La Historia de nuestra América Latina nos demuestra esto con extraordinaria claridad y crudeza, mientras nuestros pueblos originarios se movían por el tiempo con más certezas que dudas, ya que no se planteaban la necesidad de poner a prueba sus creencias, la llegada de los europeos desde fines del siglo XV los obligó a enfrentar cara a cara su posible impugnación, el mundo les cambió de golpe: ya sea porque su mundo colapsó; porque sus ideas fueron aniquiladas gracias a la fuerza de las armas;  porque algunas fueron capaces de adaptarse o; porque lograron subsistir pero mezcladas con mucho de las nuevas ideas. Dejaron de moverse en un mundo estable, construido por una especie de fe mística, que no exigía la prueba de la certeza irrefutable, ni necesitaban de las periódicas revisiones y/o reformulaciones a la manera que tiene Occidente de mirar las cosas.

Conceptos de incivilizado, bárbaros, que viven en la más completa ignorancia, que son flojos y despreocupados, que no generan riqueza, sin proyección de vida ni de futuro, fueron algunos de los epítetos que comúnmente aparecían en nuestros textos de historia para tratar de describir las formas de vida de los sobrevivientes de nuestros pueblos originarios. La imposición política, la destrucción de sus estructuras sociales, culturales y económicas, la misma fuerza de las armas podían hacernos prever que el triunfo del mundo racional sobre el místico sería total y permanente. Pero la Historia avanza por oleadas, ideas que parecían destruidas, aniquiladas, busca su manera de sobrevivir. Ante una nueva etapa del modelo Occidental, con expresiones claras de un individualismo asocial, con un conflicto vital con la naturaleza y una crisis cada vez más profunda del modelo de desarrollo, hemos mirado de manera más positiva la forma de ver del mundo de nuestros pueblos originarios. Hoy, entre los que me incluyo, no son pocos los que nos inclinamos a pensar  que los pueblos que construyeron una conciencia mítica tienen una visión menos contaminada, más virginal, más poética y, sin duda, más espiritual del mundo. A ello podemos sumar, por lo demás, que nos hemos encontrado en la cara de que ellos aciertan más de lo que nuestro soberbio racionalismo pensó y que sus ideas mantienen fuerza a pesar de los abusivos esfuerzos por descartarlas.

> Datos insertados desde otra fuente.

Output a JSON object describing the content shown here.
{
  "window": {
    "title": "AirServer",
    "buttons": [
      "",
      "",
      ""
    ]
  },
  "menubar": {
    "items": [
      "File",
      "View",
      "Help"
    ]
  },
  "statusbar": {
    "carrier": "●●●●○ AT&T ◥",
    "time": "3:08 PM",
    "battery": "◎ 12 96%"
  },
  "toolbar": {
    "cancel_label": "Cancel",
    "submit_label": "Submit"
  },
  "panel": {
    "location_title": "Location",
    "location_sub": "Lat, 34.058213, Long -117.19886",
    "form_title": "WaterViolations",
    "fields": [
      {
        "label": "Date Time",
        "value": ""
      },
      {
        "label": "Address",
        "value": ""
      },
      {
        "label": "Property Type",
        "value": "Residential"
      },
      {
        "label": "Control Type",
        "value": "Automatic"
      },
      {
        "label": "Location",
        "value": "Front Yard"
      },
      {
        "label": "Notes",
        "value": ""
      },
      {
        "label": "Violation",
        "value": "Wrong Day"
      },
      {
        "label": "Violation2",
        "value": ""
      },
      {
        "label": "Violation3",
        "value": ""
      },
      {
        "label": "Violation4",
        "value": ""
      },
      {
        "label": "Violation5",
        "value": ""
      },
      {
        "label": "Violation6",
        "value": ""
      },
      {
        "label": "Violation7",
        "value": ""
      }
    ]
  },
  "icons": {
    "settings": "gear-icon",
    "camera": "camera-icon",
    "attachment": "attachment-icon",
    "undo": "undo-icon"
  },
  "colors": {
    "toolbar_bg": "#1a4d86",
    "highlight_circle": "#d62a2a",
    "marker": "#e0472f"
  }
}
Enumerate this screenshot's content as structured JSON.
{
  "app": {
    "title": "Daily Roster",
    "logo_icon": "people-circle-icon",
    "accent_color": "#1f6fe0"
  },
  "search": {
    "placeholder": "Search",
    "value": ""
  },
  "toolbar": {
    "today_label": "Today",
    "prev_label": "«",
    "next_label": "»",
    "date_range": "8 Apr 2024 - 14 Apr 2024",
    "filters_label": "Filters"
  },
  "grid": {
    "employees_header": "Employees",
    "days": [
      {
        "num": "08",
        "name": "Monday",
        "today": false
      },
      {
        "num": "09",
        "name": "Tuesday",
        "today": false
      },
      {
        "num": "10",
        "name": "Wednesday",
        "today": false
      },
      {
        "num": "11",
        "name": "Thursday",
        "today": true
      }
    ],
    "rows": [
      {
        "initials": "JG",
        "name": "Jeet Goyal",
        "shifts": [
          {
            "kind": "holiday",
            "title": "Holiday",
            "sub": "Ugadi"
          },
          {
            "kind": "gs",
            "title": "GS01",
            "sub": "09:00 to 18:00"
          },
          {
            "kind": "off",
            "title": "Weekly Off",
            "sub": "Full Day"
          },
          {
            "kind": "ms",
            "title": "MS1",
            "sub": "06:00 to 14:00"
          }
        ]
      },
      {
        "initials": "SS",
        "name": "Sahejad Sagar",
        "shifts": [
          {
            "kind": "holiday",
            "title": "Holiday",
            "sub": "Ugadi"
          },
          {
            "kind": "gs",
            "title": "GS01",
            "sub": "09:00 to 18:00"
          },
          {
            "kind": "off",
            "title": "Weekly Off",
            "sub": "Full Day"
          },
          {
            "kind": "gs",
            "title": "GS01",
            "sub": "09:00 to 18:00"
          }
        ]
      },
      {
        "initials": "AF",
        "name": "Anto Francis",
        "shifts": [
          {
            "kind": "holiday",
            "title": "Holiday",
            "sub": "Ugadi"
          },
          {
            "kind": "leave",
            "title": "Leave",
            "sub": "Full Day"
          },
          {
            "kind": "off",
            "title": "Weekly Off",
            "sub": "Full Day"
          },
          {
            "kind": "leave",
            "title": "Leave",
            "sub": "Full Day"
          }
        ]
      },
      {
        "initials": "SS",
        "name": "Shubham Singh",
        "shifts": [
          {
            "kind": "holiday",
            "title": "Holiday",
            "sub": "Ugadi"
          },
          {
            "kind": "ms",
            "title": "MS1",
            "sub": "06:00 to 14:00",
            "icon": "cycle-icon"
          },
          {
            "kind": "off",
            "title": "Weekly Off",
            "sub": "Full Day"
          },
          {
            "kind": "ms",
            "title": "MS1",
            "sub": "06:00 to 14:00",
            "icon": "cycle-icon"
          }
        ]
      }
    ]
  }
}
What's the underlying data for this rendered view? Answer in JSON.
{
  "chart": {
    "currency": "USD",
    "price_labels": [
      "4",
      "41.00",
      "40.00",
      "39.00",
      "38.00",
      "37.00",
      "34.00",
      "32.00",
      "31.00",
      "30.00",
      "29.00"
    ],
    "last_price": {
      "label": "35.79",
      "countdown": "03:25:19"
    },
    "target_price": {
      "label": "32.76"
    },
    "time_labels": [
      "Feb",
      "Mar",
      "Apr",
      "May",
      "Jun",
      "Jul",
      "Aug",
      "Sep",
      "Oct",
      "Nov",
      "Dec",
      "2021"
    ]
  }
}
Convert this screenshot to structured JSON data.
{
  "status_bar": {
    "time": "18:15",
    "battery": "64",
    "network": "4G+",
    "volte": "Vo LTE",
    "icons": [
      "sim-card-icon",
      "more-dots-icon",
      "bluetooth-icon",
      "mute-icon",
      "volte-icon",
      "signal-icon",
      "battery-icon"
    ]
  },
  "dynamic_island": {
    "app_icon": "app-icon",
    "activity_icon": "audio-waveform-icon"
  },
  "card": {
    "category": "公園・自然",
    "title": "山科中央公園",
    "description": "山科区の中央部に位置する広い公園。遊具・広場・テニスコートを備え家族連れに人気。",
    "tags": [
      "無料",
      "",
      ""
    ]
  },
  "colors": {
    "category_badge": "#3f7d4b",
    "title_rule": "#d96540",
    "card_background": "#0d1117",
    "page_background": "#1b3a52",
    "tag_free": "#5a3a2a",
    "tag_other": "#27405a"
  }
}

Incluso la misma evidencia científica nos interpela hoy a reconocer que los mitos, ante determinadas circunstancias, pueden ser más iluminadores que las versiones históricas racionalistas. Tenemos la obligación de reconocer que los mitos son poderosas creencias que movilizan nuestros recuerdos y memorias. No descartemos su utilidad que nos pueden ofrecer respuestas cuando la historia racionalista y la ciencia fallan. Existe siempre espacio suficiente para reflexionar e investigar históricamente, pero sin menospreciar per se el mundo mágico y mítico que surge de la espiritualidad del hombre. Esto mismo explica  el interés creciente de investigaciones asociadas a la cosmovisión de nuestros pueblos originarios para buscar respuesta a los temas vinculados al medio ambiente, a los tiempos geológicos, las dimensiones étnicas y culturales.

En definitiva, la Historia es un juego del tiempo sobre hipótesis que esperan ser siempre contrastadas, es más que explicaciones racionales, es más que mitos, mucho más que intentos, supuestamente objetivos, de cómo mirar la realidad y desentrañar el curso del tiempo. La Historia demanda posicionamiento ético y político, nos eleva a nosotros mismos, con nuestra racionalidad y espiritualidad a cuestas, a creadores de Historia. En dicho proceso levantaremos, destruiremos y reviviremos visiones racionales y mitos.